Section 10: Prohibition of sponsorship

44.Subsection (1) prohibits anything done pursuant to a sponsorship agreement if the purpose or effect of what is done is to promote a tobacco product. It applies to both the sponsor and the recipient. The contribution made by the sponsor must be made in the course of a business; there is no intention to catch the private individual who uses his own money to sponsor an event or activity so as to promote smoking. The Act does not specify that the sponsorship agreements have to relate to any particular thing; typically sponsorship relates to an event or activity, such as a sporting competition or an artistic performance, but it could include sponsorship of a building or institution or service. These examples are not an exhaustive list.

45.Subsection (2) defines a sponsorship agreement to include any form of promotion, whereby an event etc receives help in monetary or other form from an individual or organisation. An offence will be committed by both parties to the agreement when something is done as a result of the agreement to promote tobacco products in the UK. This section does not prevent a tobacco company from giving money to support an event or activity, so long as the company's products are not given any promotion in return. For example, it is not intended to prevent a tobacco company supporting a theatrical production and being acknowledged for so doing, provided that the acknowledgement mentioned solely the name of the company and not any of its products, and did not involve any special treatment of the tobacco company over and above other sponsors, the purpose or effect of which was promotion of tobacco products.

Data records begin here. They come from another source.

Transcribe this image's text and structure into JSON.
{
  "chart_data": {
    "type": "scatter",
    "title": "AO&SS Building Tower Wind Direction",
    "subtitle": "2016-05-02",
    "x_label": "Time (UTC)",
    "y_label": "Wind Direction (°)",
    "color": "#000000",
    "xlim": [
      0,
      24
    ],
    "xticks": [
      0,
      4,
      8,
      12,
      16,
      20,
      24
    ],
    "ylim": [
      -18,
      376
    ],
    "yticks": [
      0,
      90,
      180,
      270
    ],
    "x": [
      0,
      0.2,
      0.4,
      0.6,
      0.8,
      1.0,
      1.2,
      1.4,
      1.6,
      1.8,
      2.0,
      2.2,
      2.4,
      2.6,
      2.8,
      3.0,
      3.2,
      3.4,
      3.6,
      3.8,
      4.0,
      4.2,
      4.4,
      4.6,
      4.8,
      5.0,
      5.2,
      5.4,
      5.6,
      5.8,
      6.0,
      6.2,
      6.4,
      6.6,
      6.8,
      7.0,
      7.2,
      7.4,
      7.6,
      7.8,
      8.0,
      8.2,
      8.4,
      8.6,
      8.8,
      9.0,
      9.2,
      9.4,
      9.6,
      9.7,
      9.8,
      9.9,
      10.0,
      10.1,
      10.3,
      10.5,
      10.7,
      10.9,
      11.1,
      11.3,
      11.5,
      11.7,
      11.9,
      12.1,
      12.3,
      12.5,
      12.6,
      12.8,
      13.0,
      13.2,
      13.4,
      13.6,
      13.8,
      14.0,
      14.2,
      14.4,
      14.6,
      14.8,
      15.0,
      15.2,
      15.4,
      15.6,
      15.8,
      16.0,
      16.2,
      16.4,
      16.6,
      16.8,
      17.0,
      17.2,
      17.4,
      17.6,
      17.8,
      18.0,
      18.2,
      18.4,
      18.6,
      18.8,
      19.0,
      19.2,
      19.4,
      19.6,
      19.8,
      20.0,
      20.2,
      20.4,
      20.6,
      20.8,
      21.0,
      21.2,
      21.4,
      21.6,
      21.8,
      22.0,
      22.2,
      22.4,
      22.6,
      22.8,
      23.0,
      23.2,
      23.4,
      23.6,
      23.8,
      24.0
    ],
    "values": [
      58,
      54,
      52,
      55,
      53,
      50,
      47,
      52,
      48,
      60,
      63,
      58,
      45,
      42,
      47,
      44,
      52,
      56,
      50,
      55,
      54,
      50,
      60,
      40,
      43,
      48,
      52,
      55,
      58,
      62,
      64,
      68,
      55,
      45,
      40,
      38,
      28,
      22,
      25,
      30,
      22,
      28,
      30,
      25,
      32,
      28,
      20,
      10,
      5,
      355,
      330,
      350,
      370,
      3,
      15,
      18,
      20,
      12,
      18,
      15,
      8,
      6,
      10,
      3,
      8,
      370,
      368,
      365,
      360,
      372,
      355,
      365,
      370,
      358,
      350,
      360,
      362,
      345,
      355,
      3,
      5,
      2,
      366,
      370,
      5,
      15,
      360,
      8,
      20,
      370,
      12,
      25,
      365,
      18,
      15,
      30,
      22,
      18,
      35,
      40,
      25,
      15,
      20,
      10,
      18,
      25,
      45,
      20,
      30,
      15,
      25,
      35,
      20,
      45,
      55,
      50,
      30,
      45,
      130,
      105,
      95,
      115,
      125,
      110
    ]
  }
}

46.Subsection (3) sets out defences, subsection (3)(a) where the defendant did not know and had no reason to suspect that the purpose of what was done as a result of the agreement was to promote a tobacco product and subsection 3(b) where he could not reasonably foresee that that would be the effect.

47.Subsection (4) provides a defence for the person sponsored where he did not know and had no reason to suspect that the contribution was made in the course of a business. This is to ensure that someone who could not have been expected to know that an apparently innocent contribution was in fact made in the course of a business would have an appropriate defence.